Ruling: (1) No. Petitioners failed to show that they have sustained, or are in danger of
sustaining any direct injury as a result of the enforcement of the VFA. As taxpayers,
petitioners have not established that the VFA involves the exercise by Congress of its
taxing or spending powers. On this point, it bears stressing that a taxpayers suit refers
to a case where the act complained of directly involves the illegal disbursement of public
funds derived from taxation.
(2) Yes.The fact that the President referred the VFA to the Senate under Section 21,
Article VII, and that the Senate extended its concurrence under the same provision, is
immaterial.
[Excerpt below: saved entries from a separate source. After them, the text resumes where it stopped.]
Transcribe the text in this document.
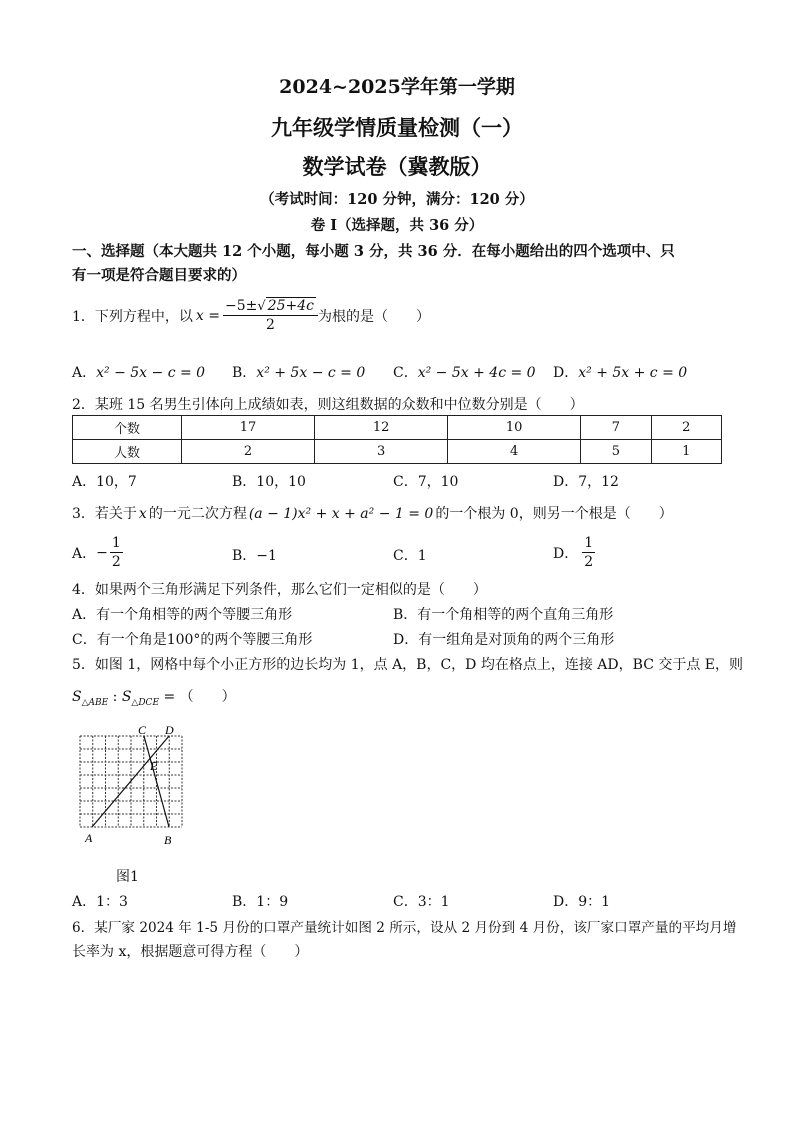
2024~2025学年第一学期
九年级学情质量检测（一）
数学试卷（冀教版）
（考试时间：120 分钟，满分：120 分）
卷 I（选择题，共 36 分）
一、选择题（本大题共 12 个小题，每小题 3 分，共 36 分．在每小题给出的四个选项中、只
有一项是符合题目要求的）
1．下列方程中，以 $x = \frac{-5\pm√ 25+4c}{2}$ 为根的是（　　）
A．x² − 5x − c = 0 B．x² + 5x − c = 0 C．x² − 5x + 4c = 0 D．x² + 5x + c = 0
2．某班 15 名男生引体向上成绩如表，则这组数据的众数和中位数分别是（　　）
个数	17	12	10	7	2
人数	2	3	4	5	1
A．10，7	B．10，10	C．7，10	D．7，12
3．若关于 x 的一元二次方程 (a − 1)x² + x + a² − 1 = 0 的一个根为 0，则另一个根是（　　）
A． − $\frac{1}{2}$	B．−1	C．1	D． $\frac{1}{2}$
4．如果两个三角形满足下列条件，那么它们一定相似的是（　　）
A．有一个角相等的两个等腰三角形	B．有一个角相等的两个直角三角形
C．有一个角是100°的两个等腰三角形	D．有一组角是对顶角的两个三角形
5．如图 1，网格中每个小正方形的边长均为 1，点 A，B，C，D 均在格点上，连接 AD，BC 交于点 E，则
$S_{\triangle ABE}$ : $S_{\triangle DCE}$ = （　　）
A	B
C D
E
图1
A．1：3	B．1：9	C．3：1	D．9：1
6．某厂家 2024 年 1-5 月份的口罩产量统计如图 2 所示，设从 2 月份到 4 月份，该厂家口罩产量的平均月增
长率为 x，根据题意可得方程（　　）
For in either case, whether under Section 21, Article VII or Section 25,
Article XVIII, the fundamental law is crystalline that the concurrence of the Senate is
mandatory to comply with the strict constitutional requirements.
(3) No. In fine, absent any clear showing of grave abuse of discretion on the part of
respondents, the Court as the final arbiter of legal controversies and staunch sentinel of
the rights of the people is then without power to conduct an incursion and meddle with
such affairs purely executive and legislative in character and nature. For the
Constitution no less, maps out the distinct boundaries and limits the metes and bounds
within which each of the three political branches of government may exercise the
powers exclusively and essentially conferred to it by law.